More importantly many countries such as India and Brazil are still way below the US and other developed countries in their use of metals.
Demand for metals will continue to be strong as the world develops.
Again, slight nuance is that after a certain per capita GDP, consumption hits a steady state and growth tapers off.
This can be seen in the chart above for the US and Japan.
We are still far away from plateauing for many larger developing countries.
Investment in mining is at all-time lows…
But demand continues to grow.
The world needs more copper than the industry plans to produce.
The larger the wedge between probable projects/supply and demand, the more likelihood of price increases (not enough supply = increase in prices).
We expect that in the next 3-4 years we will experience a large gap between supply and demand.
Furthermore, copper inventories today are at a decade low.
So if an inflation hedge is not enough to entice you to invest in copper, perhaps the anticipated price run due to supply vs. demand mismatch sweetens the deal.
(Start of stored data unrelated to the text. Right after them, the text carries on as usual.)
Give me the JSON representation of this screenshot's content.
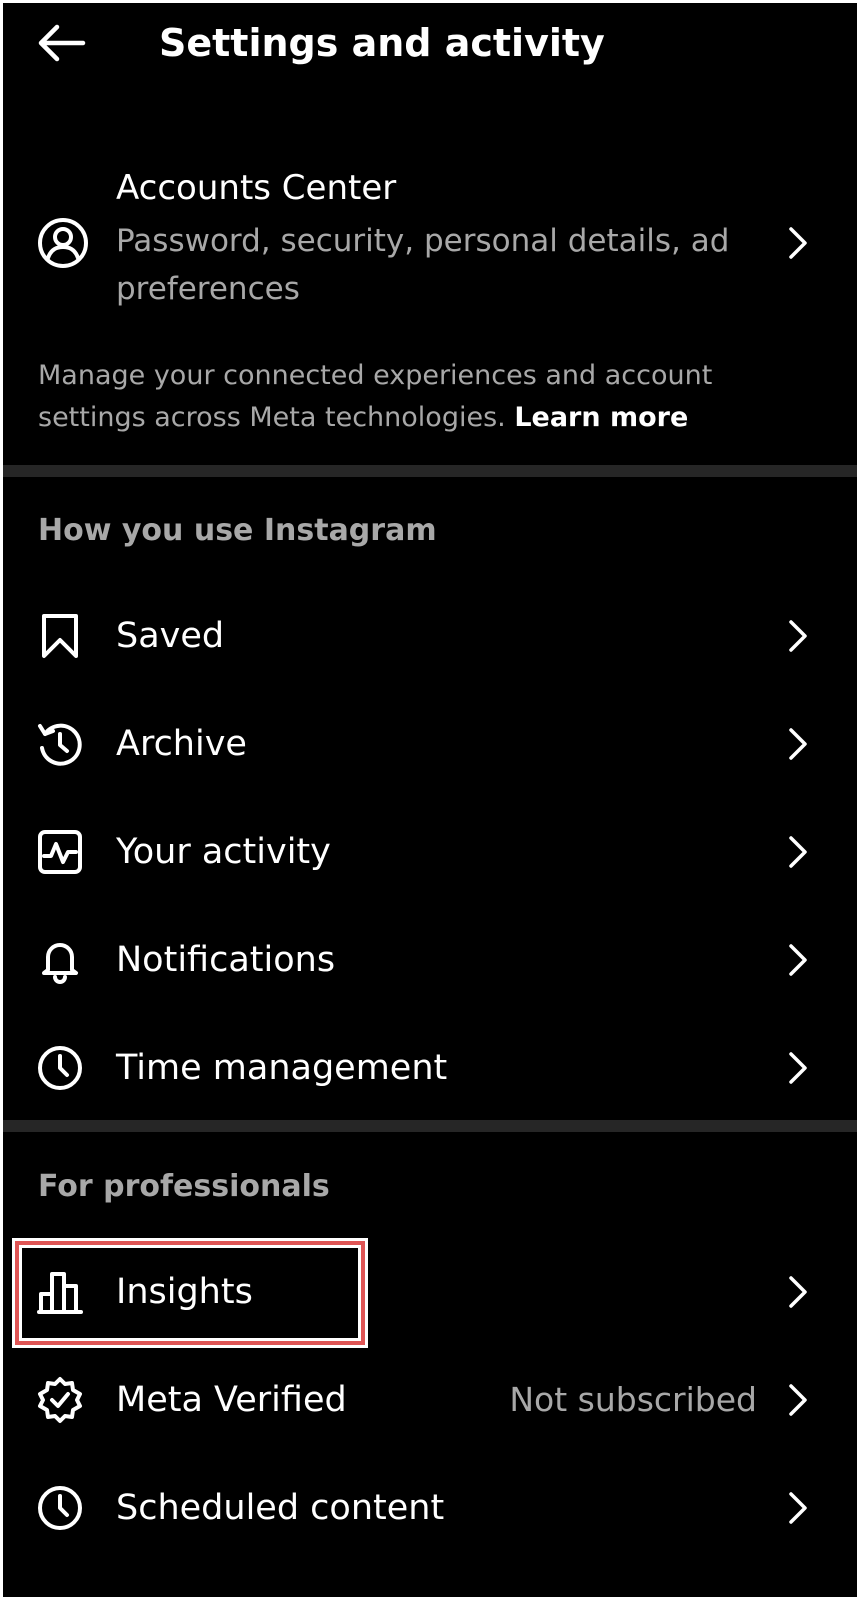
{
  "header": {
    "title": "Settings and activity",
    "back_icon": "arrow-left-icon"
  },
  "accounts_center": {
    "title": "Accounts Center",
    "subtitle": "Password, security, personal details, ad preferences",
    "description": "Manage your connected experiences and account settings across Meta technologies.",
    "learn_more": "Learn more",
    "icon": "user-circle-icon"
  },
  "sections": {
    "how_you_use": {
      "heading": "How you use Instagram",
      "items": [
        {
          "label": "Saved",
          "icon": "bookmark-icon"
        },
        {
          "label": "Archive",
          "icon": "archive-history-icon"
        },
        {
          "label": "Your activity",
          "icon": "activity-icon"
        },
        {
          "label": "Notifications",
          "icon": "bell-icon"
        },
        {
          "label": "Time management",
          "icon": "clock-icon"
        }
      ]
    },
    "professionals": {
      "heading": "For professionals",
      "items": [
        {
          "label": "Insights",
          "icon": "bar-chart-icon"
        },
        {
          "label": "Meta Verified",
          "value": "Not subscribed",
          "icon": "verified-badge-icon"
        },
        {
          "label": "Scheduled content",
          "icon": "clock-icon"
        }
      ]
    }
  },
  "colors": {
    "background": "#000000",
    "text_primary": "#ffffff",
    "text_secondary": "#a8a8a8",
    "divider": "#262626",
    "highlight": "#e05555"
  }
}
Looking at commodities’ valuations overall, this next chart does a good job of showing the relation between buying commodities vs equities.
The value of commodity stocks vs non-commodity stocks is at a 40 year low.
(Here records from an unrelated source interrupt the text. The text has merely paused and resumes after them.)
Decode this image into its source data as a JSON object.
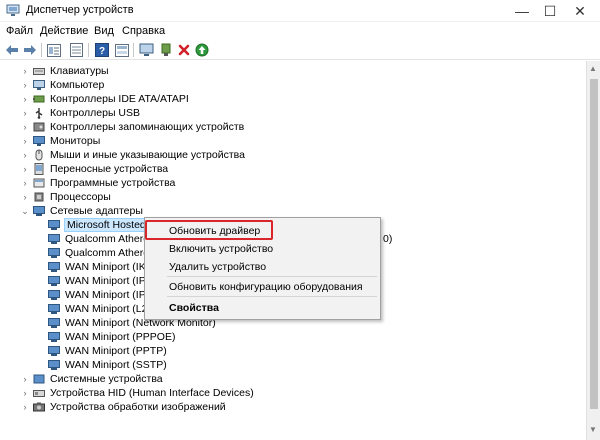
{
  "window": {
    "title": "Диспетчер устройств"
  },
  "menu": [
    "Файл",
    "Действие",
    "Вид",
    "Справка"
  ],
  "tree": {
    "categories_top": [
      "Клавиатуры",
      "Компьютер",
      "Контроллеры IDE ATA/ATAPI",
      "Контроллеры USB",
      "Контроллеры запоминающих устройств",
      "Мониторы",
      "Мыши и иные указывающие устройства",
      "Переносные устройства",
      "Программные устройства",
      "Процессоры"
    ],
    "network_category": "Сетевые адаптеры",
    "network_devices": [
      "Microsoft Hosted N",
      "Qualcomm Athero",
      "Qualcomm Athero",
      "WAN Miniport (IKE",
      "WAN Miniport (IP)",
      "WAN Miniport (IPv",
      "WAN Miniport (L2",
      "WAN Miniport (Network Monitor)",
      "WAN Miniport (PPPOE)",
      "WAN Miniport (PPTP)",
      "WAN Miniport (SSTP)"
    ],
    "qualcomm_suffix": "0)",
    "categories_bottom": [
      "Системные устройства",
      "Устройства HID (Human Interface Devices)",
      "Устройства обработки изображений"
    ]
  },
  "context_menu": {
    "update_driver": "Обновить драйвер",
    "enable_device": "Включить устройство",
    "uninstall_device": "Удалить устройство",
    "scan_hardware": "Обновить конфигурацию оборудования",
    "properties": "Свойства"
  },
  "colors": {
    "highlight_border": "#d9262b",
    "menu_bg": "#f2f2f2"
  }
}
Commodity stocks don’t need to get anywhere close to where they’ve been in 2003-2008 for you to make some stellar returns.
The Bloomberg Index chart below reaffirms that now is a relatively good buying opportunity for copper given the relatively low prices vs. historical levels.
Commodity Basket Since 1980
Next, let’s look at valuations for small/mid cap vs large cap producers’ valuations.
We have excluded exploration companies with no production for comparison purposes.
Multiples of Copper Miners
Very simply, there is a disconnect between small/mid-cap and large-cap producers in terms of multiples.
Small/mid-cap are so much cheaper as compared to large-cap, sometimes less than half!
This is interesting because in order to get a copper mine up and running it takes a lot of time and lots of money.
So if there is increased demand for copper and prices continue to rise, for some of the larger mining companies it will be cheaper and more efficient to just buy up smaller producers at these discounted multiples, rather than investing in new mining projects that will potentially take a decade or more to yield any copper.
Putting It All Together
Given the economic factors discussed, it is safe to say we are in the early stages of a commodities supercycle.
This is important because during a supercycle there is always an associated M&A boom.
The best way we think to play the M&A boom is to own small cap producers trading at cheap multiples.
Clearly, two stocks stand out as the cheaper of the bunch – Sierra Metals Inc (SMT.TO) and Hudbay Minerals Inc (HBM.TO).
And while one strategy may be to buy up shares in the entire lineup, a better strategy may be to buy the cheapest of the cheap.
Small/Mid Cap Producer Valuations
The same strategy can apply to the large-cap universe but for different reasons.
It is important to mention that while small-caps are cheaper, a big part of playing commodities is keeping in mind where the money will flow.
Large Cap Producer Valuations
Big institutions will first buy into the large-cap copper miners before they look at the smaller players.
This could push large-cap values up even higher than they are now relative to small-caps.
This isn’t necessarily a bad thing if you own a Sierra or Hudbay.
As such, we recommend investing in the cheapest of the cheap (SMT.TO) for value or investing bit by bit through the small-cap names if you want diversification.
But either way, copper will remain the king of commodities in what is shaping up to be a commodity supercycle.
Disclosure: The author does not have a position in any of the company’s mentioned in this article. Employees of Grizzle may own securities mentioned in this article.